Skomplikowana sprawa to nie najlepszy moment na poznawanie nowego partnera, a Daniela i Ninę różni wiele, przede wszystkim temperament. On - pedantyczny sztywniak, którego z początku można nie lubić, ona - wybuchowa, narwana, z niejasną historią przeniesienia do hamburga, oboje zaś skłonni do pochopnej oceny tego drugiego.
Podobnie jak w Nieznajomych, mamy w powieści dwoje bohaterów i narrację rozpisaną na dwa głosy. Choć autorzy stosują ten zabieg nie po raz pierwszy, okazuje się, że nadal jest on atrakcyjny dla czytelnika. Mamy dwa punkty widzenia i dwa sposoby pracy nad sprawą. Do tego dwie osobiste historie, które rzutują na relacje między współpracownikami. Umożliwienie czytelnikowi obserwowania interakcji, w jakie wchodzą główni bohaterowie, ich wzajemnych relacji i spostrzeżeń z dwóch punktów widzenia jest bardzo trafionym pomysłem, przynajmniej w wykonaniu tego duetu pisarzy. Poznając bohaterów bliżej, zagłębiając się osobiste historie, które ich ukształtowały, mamy możliwość ich zrozumieć i polubić. Ale nasze przywiązanie zostanie przez autorów perfidnie wykorzystane, gdyż postępowanie pierwszoplanowych postaci i to, co ich będzie spotykać, niejednokrotnie podniesie nam ciśnienie.
Darknet coraz silniej akcentuje swoją obecność w kulturze - pojawia się i w filmach (nawet tych dla dzieci, jak Ralf Demolka 2), i w literaturze - i temat ten jest coraz powszechniejszy w świadomości użytkowników internetu. Nawet jeśli niewielu tam dotarło (a wiedzieć o istnieniu darknetu i znać sposoby, by się tam dostać to dwie różne sprawy), wielu już o nim słyszało. A że motyw już nie raz wykorzystany był w fabule powieści, tym na większe uznanie zasługuje pomysł jego wykorzystania przez Ursulę Poznanski i Arno Strobela.

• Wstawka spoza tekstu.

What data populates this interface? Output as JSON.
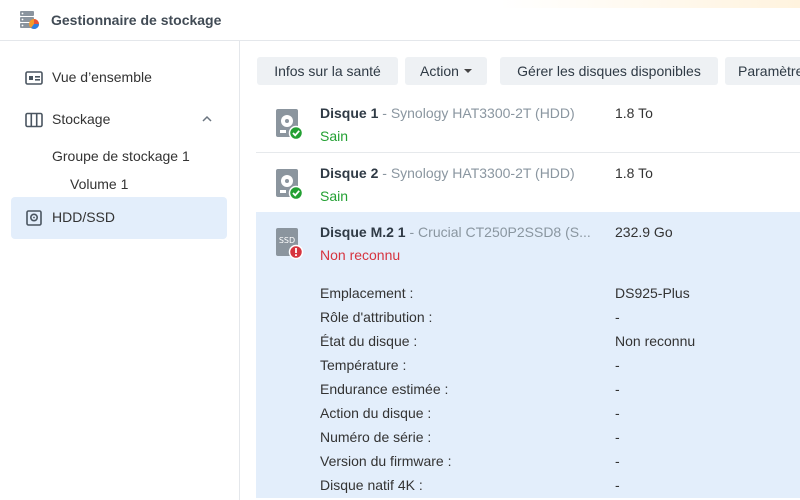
{
  "app": {
    "title": "Gestionnaire de stockage",
    "icon": "storage-manager-icon"
  },
  "sidebar": {
    "items": [
      {
        "label": "Vue d’ensemble",
        "icon": "overview-icon"
      },
      {
        "label": "Stockage",
        "icon": "storage-icon",
        "expanded": true
      },
      {
        "label": "HDD/SSD",
        "icon": "hdd-icon",
        "active": true
      }
    ],
    "subitems": [
      {
        "label": "Groupe de stockage 1"
      },
      {
        "label": "Volume 1"
      }
    ]
  },
  "toolbar": {
    "health_info": "Infos sur la santé",
    "action": "Action",
    "manage_disks": "Gérer les disques disponibles",
    "settings": "Paramètre"
  },
  "disks": [
    {
      "name": "Disque 1",
      "separator": " - ",
      "model": "Synology HAT3300-2T (HDD)",
      "size": "1.8 To",
      "status": "Sain",
      "status_kind": "ok",
      "type": "HDD"
    },
    {
      "name": "Disque 2",
      "separator": " - ",
      "model": "Synology HAT3300-2T (HDD)",
      "size": "1.8 To",
      "status": "Sain",
      "status_kind": "ok",
      "type": "HDD"
    },
    {
      "name": "Disque M.2 1",
      "separator": " - ",
      "model": "Crucial CT250P2SSD8 (S...",
      "size": "232.9 Go",
      "status": "Non reconnu",
      "status_kind": "error",
      "type": "SSD",
      "icon_label": "SSD"
    }
  ],
  "details": [
    {
      "label": "Emplacement :",
      "value": "DS925-Plus"
    },
    {
      "label": "Rôle d'attribution :",
      "value": "-"
    },
    {
      "label": "État du disque :",
      "value": "Non reconnu",
      "value_kind": "error"
    },
    {
      "label": "Température :",
      "value": "-"
    },
    {
      "label": "Endurance estimée :",
      "value": "-"
    },
    {
      "label": "Action du disque :",
      "value": "-"
    },
    {
      "label": "Numéro de série :",
      "value": "-"
    },
    {
      "label": "Version du firmware :",
      "value": "-"
    },
    {
      "label": "Disque natif 4K :",
      "value": "-"
    }
  ],
  "colors": {
    "accent_selected": "#e3eefb",
    "ok": "#23a033",
    "error": "#d6343f"
  }
}
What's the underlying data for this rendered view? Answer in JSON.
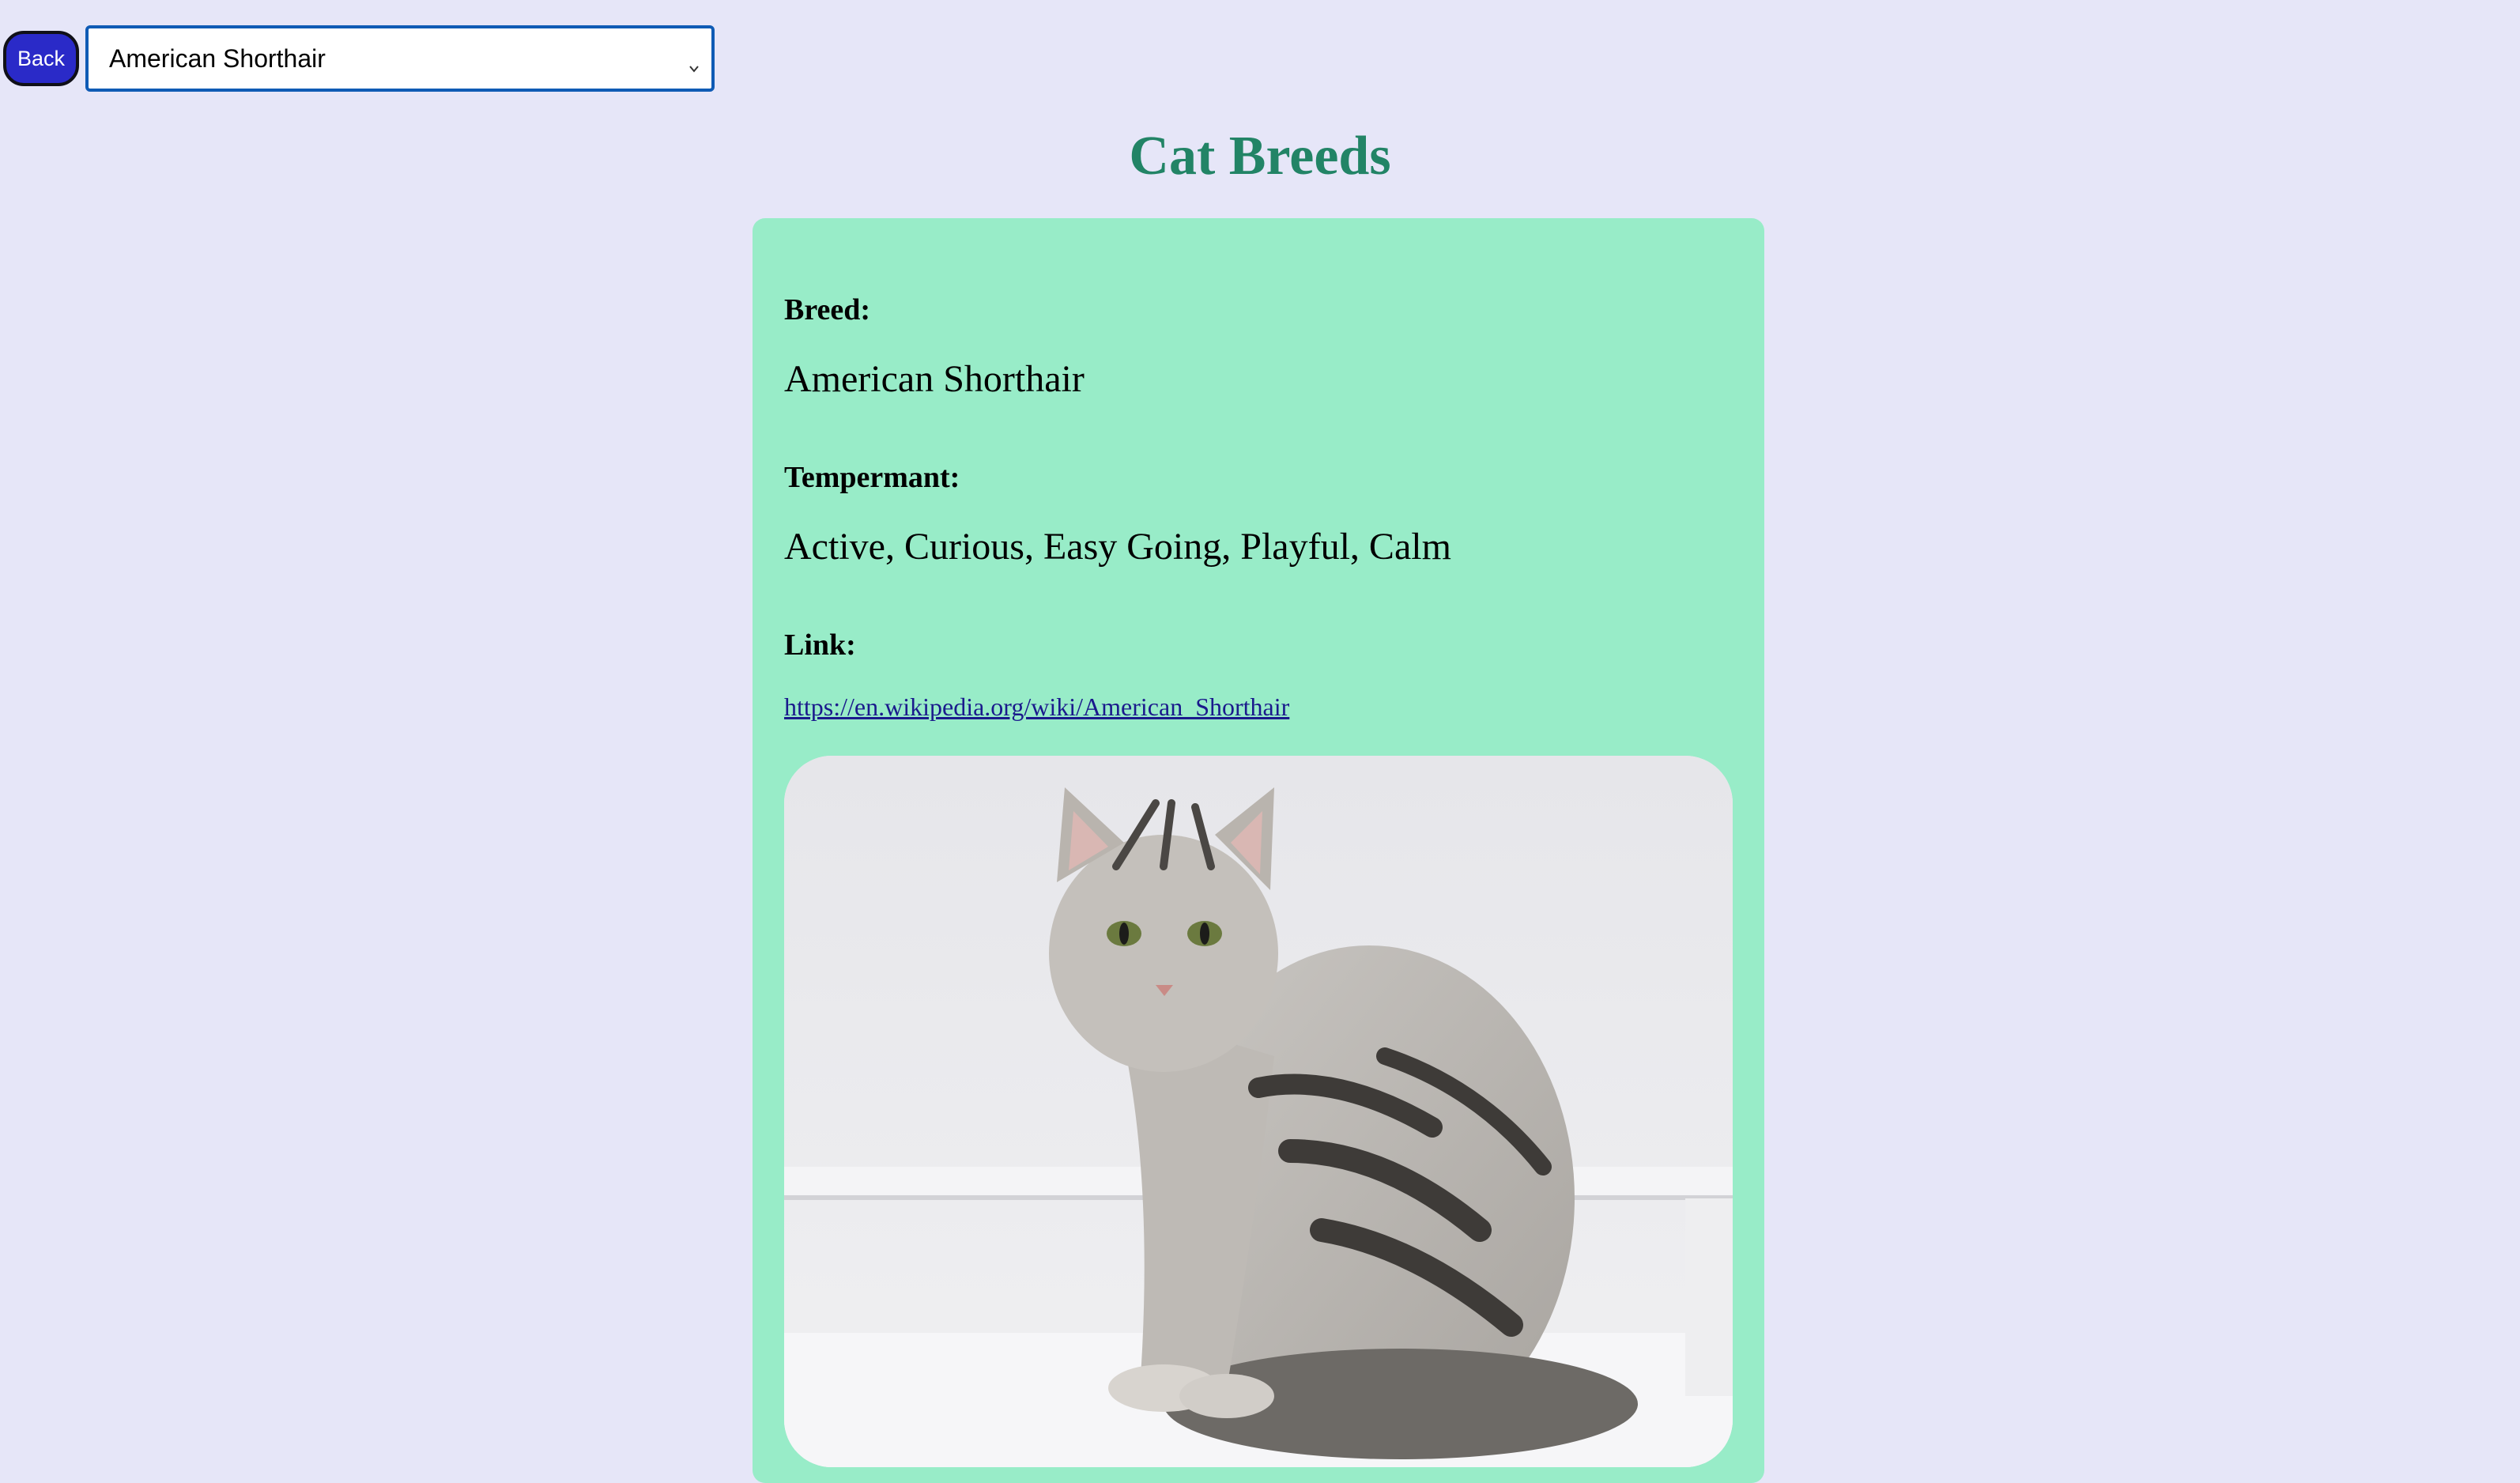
{
  "toolbar": {
    "back_label": "Back",
    "selected_breed": "American Shorthair"
  },
  "page": {
    "title": "Cat Breeds"
  },
  "card": {
    "breed_label": "Breed:",
    "breed_value": "American Shorthair",
    "temperament_label": "Tempermant:",
    "temperament_value": "Active, Curious, Easy Going, Playful, Calm",
    "link_label": "Link:",
    "link_value": "https://en.wikipedia.org/wiki/American_Shorthair"
  },
  "colors": {
    "background": "#e6e6f8",
    "card": "#98ecc8",
    "title": "#228466",
    "back_button": "#2a2ac8",
    "link": "#1a1a8c"
  },
  "icons": {
    "select_chevron": "chevron-down-icon"
  }
}
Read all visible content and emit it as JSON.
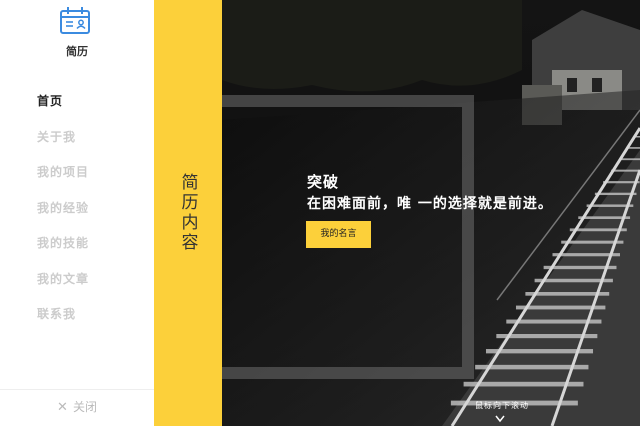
{
  "sidebar": {
    "logo_text": "简历",
    "logo_icon": "calendar-profile-icon",
    "nav": [
      {
        "label": "首页",
        "active": true
      },
      {
        "label": "关于我",
        "active": false
      },
      {
        "label": "我的项目",
        "active": false
      },
      {
        "label": "我的经验",
        "active": false
      },
      {
        "label": "我的技能",
        "active": false
      },
      {
        "label": "我的文章",
        "active": false
      },
      {
        "label": "联系我",
        "active": false
      }
    ],
    "close_label": "关闭",
    "close_icon": "close-x-icon"
  },
  "strip": {
    "title": "简历内容"
  },
  "hero": {
    "title": "突破",
    "subtitle": "在困难面前，唯 一的选择就是前进。",
    "button_label": "我的名言",
    "scroll_hint": "鼠标向下滚动",
    "scroll_icon": "chevron-down-icon"
  },
  "colors": {
    "accent": "#fcd03a",
    "sidebar_bg": "#ffffff",
    "nav_active": "#222222",
    "nav_inactive": "#cccccc"
  }
}
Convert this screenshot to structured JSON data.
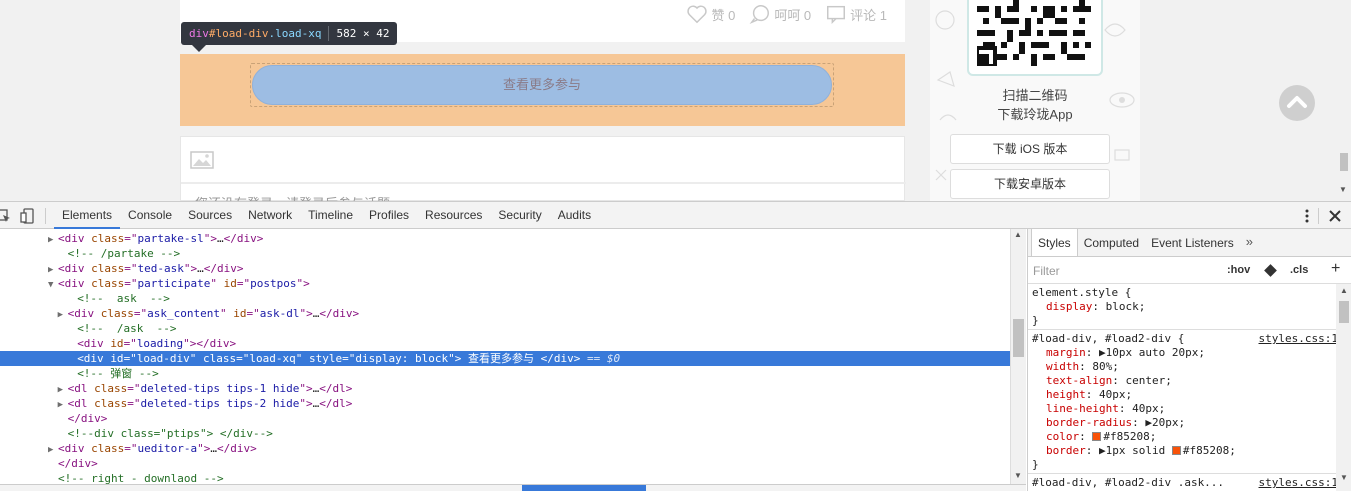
{
  "page": {
    "actions": [
      {
        "icon": "heart-icon",
        "label": "赞 0"
      },
      {
        "icon": "speech-icon",
        "label": "呵呵 0"
      },
      {
        "icon": "comment-icon",
        "label": "评论 1"
      }
    ],
    "load_more_label": "查看更多参与",
    "login_hint": "您还没有登录，请登录后参与话题",
    "tooltip": {
      "tag": "div",
      "id": "#load-div",
      "cls": ".load-xq",
      "size": "582 × 42"
    },
    "sidebar": {
      "qr_caption": "扫描二维码",
      "download_app": "下载玲珑App",
      "ios_button": "下载 iOS 版本",
      "android_button": "下载安卓版本"
    }
  },
  "devtools": {
    "tabs": [
      "Elements",
      "Console",
      "Sources",
      "Network",
      "Timeline",
      "Profiles",
      "Resources",
      "Security",
      "Audits"
    ],
    "dom": [
      {
        "indent": 5,
        "tri": "▶",
        "parts": [
          [
            "t",
            "<div "
          ],
          [
            "a",
            "class"
          ],
          [
            "t",
            "=\""
          ],
          [
            "v",
            "partake-sl"
          ],
          [
            "t",
            "\">"
          ],
          [
            "x",
            "…"
          ],
          [
            "t",
            "</div>"
          ]
        ]
      },
      {
        "indent": 6,
        "tri": "",
        "parts": [
          [
            "c",
            "<!-- /partake -->"
          ]
        ]
      },
      {
        "indent": 5,
        "tri": "▶",
        "parts": [
          [
            "t",
            "<div "
          ],
          [
            "a",
            "class"
          ],
          [
            "t",
            "=\""
          ],
          [
            "v",
            "ted-ask"
          ],
          [
            "t",
            "\">"
          ],
          [
            "x",
            "…"
          ],
          [
            "t",
            "</div>"
          ]
        ]
      },
      {
        "indent": 5,
        "tri": "▼",
        "parts": [
          [
            "t",
            "<div "
          ],
          [
            "a",
            "class"
          ],
          [
            "t",
            "=\""
          ],
          [
            "v",
            "participate"
          ],
          [
            "t",
            "\" "
          ],
          [
            "a",
            "id"
          ],
          [
            "t",
            "=\""
          ],
          [
            "v",
            "postpos"
          ],
          [
            "t",
            "\">"
          ]
        ]
      },
      {
        "indent": 7,
        "tri": "",
        "parts": [
          [
            "c",
            "<!--  ask  -->"
          ]
        ]
      },
      {
        "indent": 6,
        "tri": "▶",
        "parts": [
          [
            "t",
            "<div "
          ],
          [
            "a",
            "class"
          ],
          [
            "t",
            "=\""
          ],
          [
            "v",
            "ask_content"
          ],
          [
            "t",
            "\" "
          ],
          [
            "a",
            "id"
          ],
          [
            "t",
            "=\""
          ],
          [
            "v",
            "ask-dl"
          ],
          [
            "t",
            "\">"
          ],
          [
            "x",
            "…"
          ],
          [
            "t",
            "</div>"
          ]
        ]
      },
      {
        "indent": 7,
        "tri": "",
        "parts": [
          [
            "c",
            "<!--  /ask  -->"
          ]
        ]
      },
      {
        "indent": 7,
        "tri": "",
        "parts": [
          [
            "t",
            "<div "
          ],
          [
            "a",
            "id"
          ],
          [
            "t",
            "=\""
          ],
          [
            "v",
            "loading"
          ],
          [
            "t",
            "\">"
          ],
          [
            "t",
            "</div>"
          ]
        ]
      },
      {
        "indent": 7,
        "tri": "",
        "selected": true,
        "parts": [
          [
            "t",
            "<div "
          ],
          [
            "a",
            "id"
          ],
          [
            "t",
            "=\""
          ],
          [
            "v",
            "load-div"
          ],
          [
            "t",
            "\" "
          ],
          [
            "a",
            "class"
          ],
          [
            "t",
            "=\""
          ],
          [
            "v",
            "load-xq"
          ],
          [
            "t",
            "\" "
          ],
          [
            "a",
            "style"
          ],
          [
            "t",
            "=\""
          ],
          [
            "v",
            "display: block"
          ],
          [
            "t",
            "\">"
          ],
          [
            "x",
            " 查看更多参与 "
          ],
          [
            "t",
            "</div>"
          ],
          [
            "eq",
            " == $0"
          ]
        ]
      },
      {
        "indent": 7,
        "tri": "",
        "parts": [
          [
            "c",
            "<!-- 弹窗 -->"
          ]
        ]
      },
      {
        "indent": 6,
        "tri": "▶",
        "parts": [
          [
            "t",
            "<dl "
          ],
          [
            "a",
            "class"
          ],
          [
            "t",
            "=\""
          ],
          [
            "v",
            "deleted-tips tips-1 hide"
          ],
          [
            "t",
            "\">"
          ],
          [
            "x",
            "…"
          ],
          [
            "t",
            "</dl>"
          ]
        ]
      },
      {
        "indent": 6,
        "tri": "▶",
        "parts": [
          [
            "t",
            "<dl "
          ],
          [
            "a",
            "class"
          ],
          [
            "t",
            "=\""
          ],
          [
            "v",
            "deleted-tips tips-2 hide"
          ],
          [
            "t",
            "\">"
          ],
          [
            "x",
            "…"
          ],
          [
            "t",
            "</dl>"
          ]
        ]
      },
      {
        "indent": 6,
        "tri": "",
        "parts": [
          [
            "t",
            "</div>"
          ]
        ]
      },
      {
        "indent": 6,
        "tri": "",
        "parts": [
          [
            "c",
            "<!--div class=\"ptips\"> </div-->"
          ]
        ]
      },
      {
        "indent": 5,
        "tri": "▶",
        "parts": [
          [
            "t",
            "<div "
          ],
          [
            "a",
            "class"
          ],
          [
            "t",
            "=\""
          ],
          [
            "v",
            "ueditor-a"
          ],
          [
            "t",
            "\">"
          ],
          [
            "x",
            "…"
          ],
          [
            "t",
            "</div>"
          ]
        ]
      },
      {
        "indent": 5,
        "tri": "",
        "parts": [
          [
            "t",
            "</div>"
          ]
        ]
      },
      {
        "indent": 5,
        "tri": "",
        "parts": [
          [
            "c",
            "<!-- right - downlaod -->"
          ]
        ]
      }
    ],
    "styles_tabs": [
      "Styles",
      "Computed",
      "Event Listeners"
    ],
    "filter_placeholder": "Filter",
    "hov": ":hov",
    "cls": ".cls",
    "rules": [
      {
        "selector": "element.style {",
        "source": "",
        "props": [
          [
            "display",
            "block;"
          ]
        ]
      },
      {
        "selector": "#load-div, #load2-div {",
        "source": "styles.css:1",
        "props": [
          [
            "margin",
            "▶10px auto 20px;"
          ],
          [
            "width",
            "80%;"
          ],
          [
            "text-align",
            "center;"
          ],
          [
            "height",
            "40px;"
          ],
          [
            "line-height",
            "40px;"
          ],
          [
            "border-radius",
            "▶20px;"
          ],
          [
            "color",
            "#f85208;"
          ],
          [
            "border",
            "▶1px solid ■#f85208;"
          ]
        ]
      },
      {
        "selector": "#load-div, #load2-div .ask...",
        "source": "styles.css:1",
        "props": []
      }
    ],
    "swatch_color": "#f85208"
  }
}
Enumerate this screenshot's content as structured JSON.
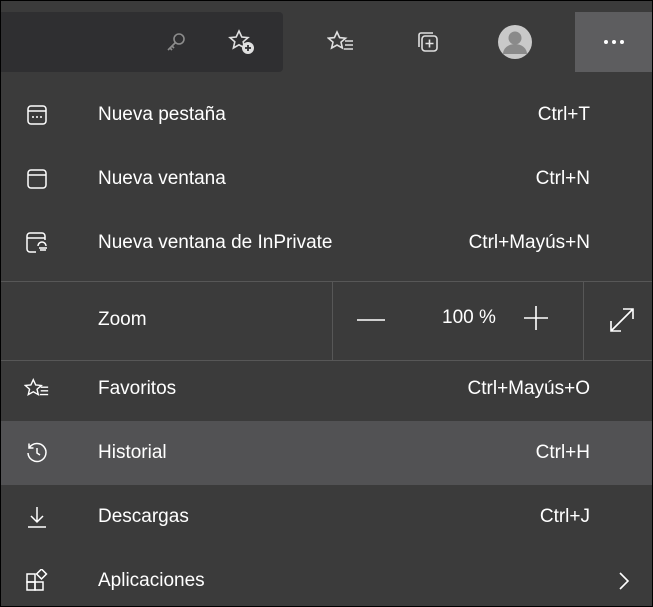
{
  "toolbar": {
    "icons": [
      "key-icon",
      "add-favorite-icon",
      "favorites-icon",
      "collections-icon",
      "profile-avatar",
      "more-icon"
    ]
  },
  "menu": {
    "items": [
      {
        "label": "Nueva pestaña",
        "shortcut": "Ctrl+T",
        "icon": "new-tab-icon"
      },
      {
        "label": "Nueva ventana",
        "shortcut": "Ctrl+N",
        "icon": "new-window-icon"
      },
      {
        "label": "Nueva ventana de InPrivate",
        "shortcut": "Ctrl+Mayús+N",
        "icon": "inprivate-icon"
      }
    ],
    "zoom": {
      "label": "Zoom",
      "value": "100 %"
    },
    "items2": [
      {
        "label": "Favoritos",
        "shortcut": "Ctrl+Mayús+O",
        "icon": "favorites-icon"
      },
      {
        "label": "Historial",
        "shortcut": "Ctrl+H",
        "icon": "history-icon"
      },
      {
        "label": "Descargas",
        "shortcut": "Ctrl+J",
        "icon": "download-icon"
      },
      {
        "label": "Aplicaciones",
        "shortcut": "",
        "icon": "apps-icon"
      }
    ]
  },
  "colors": {
    "background": "#3b3b3b",
    "highlight": "#525254",
    "text": "#ffffff"
  }
}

W powieści mamy do czynienia z zamieszczoną w ukrytej przed przeciętnym użytkownikiem części internetu witryną, na której odbywa się nietypowe głosowanie. Spośród zgłoszonych kandydatów zostaje wyłoniona czwórka "uczestników", na których użytkownicy strony mogą oddawać głosy. Osoba, która w wyznaczonym czasie zbierze ich najwięcej, jest uznawana za zwycięzcę, co jest równoznaczne z wyrokiem śmierci. "Egzekucja" jest transmitowana na tejże stronie i każdy może ją zobaczyć. Kto zgłasza "kandydatów" i kto dokonuje ich wyboru przed startem głosowania, pozostaje dla głosujących tajemnicą. Czy to nie przerażająca wizja?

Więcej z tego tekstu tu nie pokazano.